The Kathmandu Post
KATHMANDU, The Ministry of Education, Science and Technology, starting Wednesday, will stop issuing ‘No Objection Letters’ to students who want to study only diploma or language courses abroad.
The decision was taken after increasing cases of Nepali diploma students facing problems abroad came to light, said Maheshwor Sharma, chief of the No Objection Certificate Management section at the Ministry of Education.
Furthermore, going abroad for diploma courses that last just a few months is against the existing legal provisions, said Sharma.
Clause 3(b) of the Scholarships Act of 1964, and its regulation issued in 2003, make it mandatory for students to acquire a ‘No Objection Letter’ before going abroad for studies.
The Act says, “No citizen of Nepal shall go abroad for higher studies without receiving no objection letter to be issued by the Ministry of Education.”
Diploma courses are generally non-university courses for students who have completed the tenth grade. And as grades 11 and 12 were incorporated into school-level education after the eighth amendment to the Education Act three years ago, only university-level education will now be considered higher education, said officials at the Education Ministry.
Though the amended Act came into effect in June 2016, students had been receiving no objection letters for diploma or language courses until Tuesday.
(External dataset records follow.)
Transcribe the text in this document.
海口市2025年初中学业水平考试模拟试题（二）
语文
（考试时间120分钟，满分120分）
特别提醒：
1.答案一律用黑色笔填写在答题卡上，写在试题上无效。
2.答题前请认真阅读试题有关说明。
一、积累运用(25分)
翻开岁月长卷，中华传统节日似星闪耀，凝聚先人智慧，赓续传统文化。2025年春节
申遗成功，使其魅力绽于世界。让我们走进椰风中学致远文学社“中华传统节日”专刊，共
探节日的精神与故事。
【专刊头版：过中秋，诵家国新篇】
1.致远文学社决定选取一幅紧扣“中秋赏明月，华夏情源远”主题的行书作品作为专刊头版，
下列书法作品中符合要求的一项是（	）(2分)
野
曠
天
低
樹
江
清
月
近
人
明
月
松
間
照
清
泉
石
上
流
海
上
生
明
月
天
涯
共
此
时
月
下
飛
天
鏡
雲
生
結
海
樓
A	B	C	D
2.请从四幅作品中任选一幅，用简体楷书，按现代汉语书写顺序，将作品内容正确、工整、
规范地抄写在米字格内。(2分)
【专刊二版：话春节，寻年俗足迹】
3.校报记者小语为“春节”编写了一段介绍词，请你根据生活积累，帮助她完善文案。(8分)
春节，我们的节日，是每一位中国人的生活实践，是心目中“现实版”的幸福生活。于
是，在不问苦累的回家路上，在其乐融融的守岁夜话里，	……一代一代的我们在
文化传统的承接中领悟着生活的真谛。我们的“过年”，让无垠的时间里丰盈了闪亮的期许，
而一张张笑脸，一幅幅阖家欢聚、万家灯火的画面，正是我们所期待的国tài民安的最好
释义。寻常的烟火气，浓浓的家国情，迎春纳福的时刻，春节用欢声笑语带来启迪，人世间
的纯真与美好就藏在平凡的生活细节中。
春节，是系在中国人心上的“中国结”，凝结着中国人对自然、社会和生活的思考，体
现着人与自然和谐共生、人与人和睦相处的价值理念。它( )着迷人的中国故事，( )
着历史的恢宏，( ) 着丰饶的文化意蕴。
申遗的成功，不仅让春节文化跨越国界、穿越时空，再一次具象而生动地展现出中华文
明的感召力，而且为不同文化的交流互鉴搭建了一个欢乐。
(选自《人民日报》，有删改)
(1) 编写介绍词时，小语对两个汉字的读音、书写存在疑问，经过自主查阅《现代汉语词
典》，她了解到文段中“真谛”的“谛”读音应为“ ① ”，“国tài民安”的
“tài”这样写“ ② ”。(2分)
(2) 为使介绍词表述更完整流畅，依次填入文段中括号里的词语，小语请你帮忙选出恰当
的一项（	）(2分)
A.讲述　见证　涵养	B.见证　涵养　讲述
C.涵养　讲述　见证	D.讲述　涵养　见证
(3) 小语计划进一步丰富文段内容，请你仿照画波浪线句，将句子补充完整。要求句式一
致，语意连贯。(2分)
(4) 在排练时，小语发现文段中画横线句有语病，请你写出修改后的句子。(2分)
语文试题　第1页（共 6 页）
When asked why the regulation was not imposed immediately after the amendment to the Act, Sharma said, “We work as per directions. We are following directions from higher authorities.”
Letters, however, will be issued to students who can produce an offer letter that ensures admission to a university after the completion of their diploma course, said Sharma. Letters can also be issued in special cases, upon a recommendation from the foreign ministry or from the embassy of the destination country.
The Education Ministry took the decision after consulting with the Ministry of Foreign Affairs, following reports of diploma students and those studying language courses facing problems while pursuing higher education.
“The decision was taken after studying cases in Australia and other countries, where students in diploma courses suffered following the closure of their institutes,” said a senior official at the Foreign Ministry on condition of anonymity as he was not allowed to speak to the media.
Hundreds of students pursuing diploma courses were affected when two institutes under the Australia Institute of Business and Technology faced deregistration from the country’s regulator for vocational and training sector after they failed to meet the admission compliances. Though the decision to deregister AIBT-International has been revoked by the regulatory agency, the decision about AIBT, a separate school from AIBT-International, is still under consideration.
The number of Nepali students going abroad for higher studies has escalated in recent years. Records from the Ministry of Education show 16,504 students had acquired the No Objection Letter in the fiscal year 2013-14 while that number increased fivefold last fiscal year, with 62,800 students going for studies in 72 countries. Among them, some 32,200 students acquired the letter to study in Australia and 15,500 for Japan.
Nepal is currently the third largest contributor of international students to Australia. Representatives of education consultancies say that around half of all students opting to study in Australia take diploma courses while a majority going to Japan first enroll in language courses.
Kumar Karki, president of International Education Representative Initiative of Nepal, one of seven umbrella bodies of education consultancies, said that it was wrong to impose a complete ‘ban’ on studying diploma or language courses.
“There are good colleges in New Zealand, for example, that offer diploma courses,” he told the Post. The new decision, according to education consultancy operators, could lead to a sharp decline in the number of Nepali students travelling abroad.
Student guardians have also criticised the government’s decision, calling it immature. “It is wrong to have a blanket ban,” Suprabhat Bhandari, coordinator of the National Guardian Federation, told the Post.
The government should halt certification only for those institutes that have problems, said Bhandari. “It’s the duty of the government to ensure students don’t get into trouble in foreign lands, but that cannot stop students from enjoying their right to education of their choice,” he said.